IIT Chicago-Kent College of Law announces its Dean Jerome Prince Memorial Evidence Competition team
Miranda Crowell, Samantha Gaul and David Welch, second-year students at IIT Chicago-Kent College of Law, will participate in the 30th annual Dean Jerome Prince Memorial Evidence Competition March 26 to 28 at Brooklyn Law School.
Law school teams from 36 moot court programs throughout the country compete in the tournament, which is designed to provide students with the opportunity to write and argue appellate briefs that address evidentiary issues in a contemporary context.
The competition is named for the late Jerome Prince, a prominent evidence scholar and the author of Prince on Evidence. A graduate of Brooklyn Law School, Dean Prince joined the Brooklyn Law School faculty in 1934 and served as dean from 1953 to 1971. After his retirement, he remained on faculty, continuing to teach evidence courses until his death in 1988.
Team member Miranda Crowell graduated magna cum laude with a degree in biological science from McNeese State University. Teammate Samantha Gaul earned a degree in English with a concentration in professional and technical writing at the University of South Florida. Teammate David Welch received a bachelor's degree in accounting at Fordham University's Gabelli School of Business.
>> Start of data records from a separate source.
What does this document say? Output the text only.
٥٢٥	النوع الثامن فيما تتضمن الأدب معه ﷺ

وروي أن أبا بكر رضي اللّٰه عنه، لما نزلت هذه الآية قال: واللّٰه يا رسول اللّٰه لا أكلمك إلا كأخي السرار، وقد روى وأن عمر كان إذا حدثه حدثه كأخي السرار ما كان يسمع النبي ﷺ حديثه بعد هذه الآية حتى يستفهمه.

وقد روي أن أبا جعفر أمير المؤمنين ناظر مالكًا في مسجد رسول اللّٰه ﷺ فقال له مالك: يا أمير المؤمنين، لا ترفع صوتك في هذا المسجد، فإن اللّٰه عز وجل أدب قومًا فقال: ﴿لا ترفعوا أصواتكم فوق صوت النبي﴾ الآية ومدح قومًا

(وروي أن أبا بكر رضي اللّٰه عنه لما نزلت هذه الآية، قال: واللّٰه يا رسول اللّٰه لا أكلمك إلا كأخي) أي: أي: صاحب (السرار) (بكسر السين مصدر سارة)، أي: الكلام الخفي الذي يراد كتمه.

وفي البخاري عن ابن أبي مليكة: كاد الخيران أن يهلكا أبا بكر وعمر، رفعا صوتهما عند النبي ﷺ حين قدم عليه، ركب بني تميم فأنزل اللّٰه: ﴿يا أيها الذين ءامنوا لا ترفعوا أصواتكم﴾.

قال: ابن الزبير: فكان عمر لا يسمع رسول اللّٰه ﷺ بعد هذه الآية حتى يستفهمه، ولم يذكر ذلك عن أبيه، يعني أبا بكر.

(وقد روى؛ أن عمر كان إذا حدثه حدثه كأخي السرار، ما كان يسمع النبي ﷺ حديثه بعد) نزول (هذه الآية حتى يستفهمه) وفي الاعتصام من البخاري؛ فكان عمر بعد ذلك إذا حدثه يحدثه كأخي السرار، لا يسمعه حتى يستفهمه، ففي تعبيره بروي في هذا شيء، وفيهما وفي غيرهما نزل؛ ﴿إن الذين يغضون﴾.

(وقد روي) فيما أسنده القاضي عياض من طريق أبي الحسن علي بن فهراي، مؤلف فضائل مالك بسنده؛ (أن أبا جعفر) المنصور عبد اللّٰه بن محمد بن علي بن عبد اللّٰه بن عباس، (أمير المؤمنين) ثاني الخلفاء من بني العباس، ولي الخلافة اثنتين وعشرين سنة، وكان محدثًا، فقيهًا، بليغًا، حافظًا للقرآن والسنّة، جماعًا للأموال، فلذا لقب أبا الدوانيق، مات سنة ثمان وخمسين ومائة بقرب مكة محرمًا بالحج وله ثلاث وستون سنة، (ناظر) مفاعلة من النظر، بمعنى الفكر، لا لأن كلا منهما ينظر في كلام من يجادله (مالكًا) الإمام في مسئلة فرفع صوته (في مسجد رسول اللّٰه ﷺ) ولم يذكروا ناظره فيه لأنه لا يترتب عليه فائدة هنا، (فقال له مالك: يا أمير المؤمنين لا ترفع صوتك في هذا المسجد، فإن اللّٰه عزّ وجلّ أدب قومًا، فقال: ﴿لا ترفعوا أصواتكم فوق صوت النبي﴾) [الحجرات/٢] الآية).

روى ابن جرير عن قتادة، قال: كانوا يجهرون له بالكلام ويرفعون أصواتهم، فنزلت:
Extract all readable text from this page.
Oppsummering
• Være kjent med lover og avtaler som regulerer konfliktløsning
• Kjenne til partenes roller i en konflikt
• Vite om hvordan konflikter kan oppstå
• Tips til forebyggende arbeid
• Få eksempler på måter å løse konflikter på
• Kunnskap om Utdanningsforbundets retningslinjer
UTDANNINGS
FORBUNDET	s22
Founded in 1888, IIT Chicago-Kent College of Law is the law school of Illinois Institute of Technology, also known as Illinois Tech, a private, technology-focused, research university offering undergraduate and graduate degrees in engineering, science, architecture, business, design, human sciences, applied technology, and law. In 2009, IIT Chicago-Kent successfully defended its championship in the National Moot Court Competition, becoming the first school in that tournament's history to win back-to-back titles.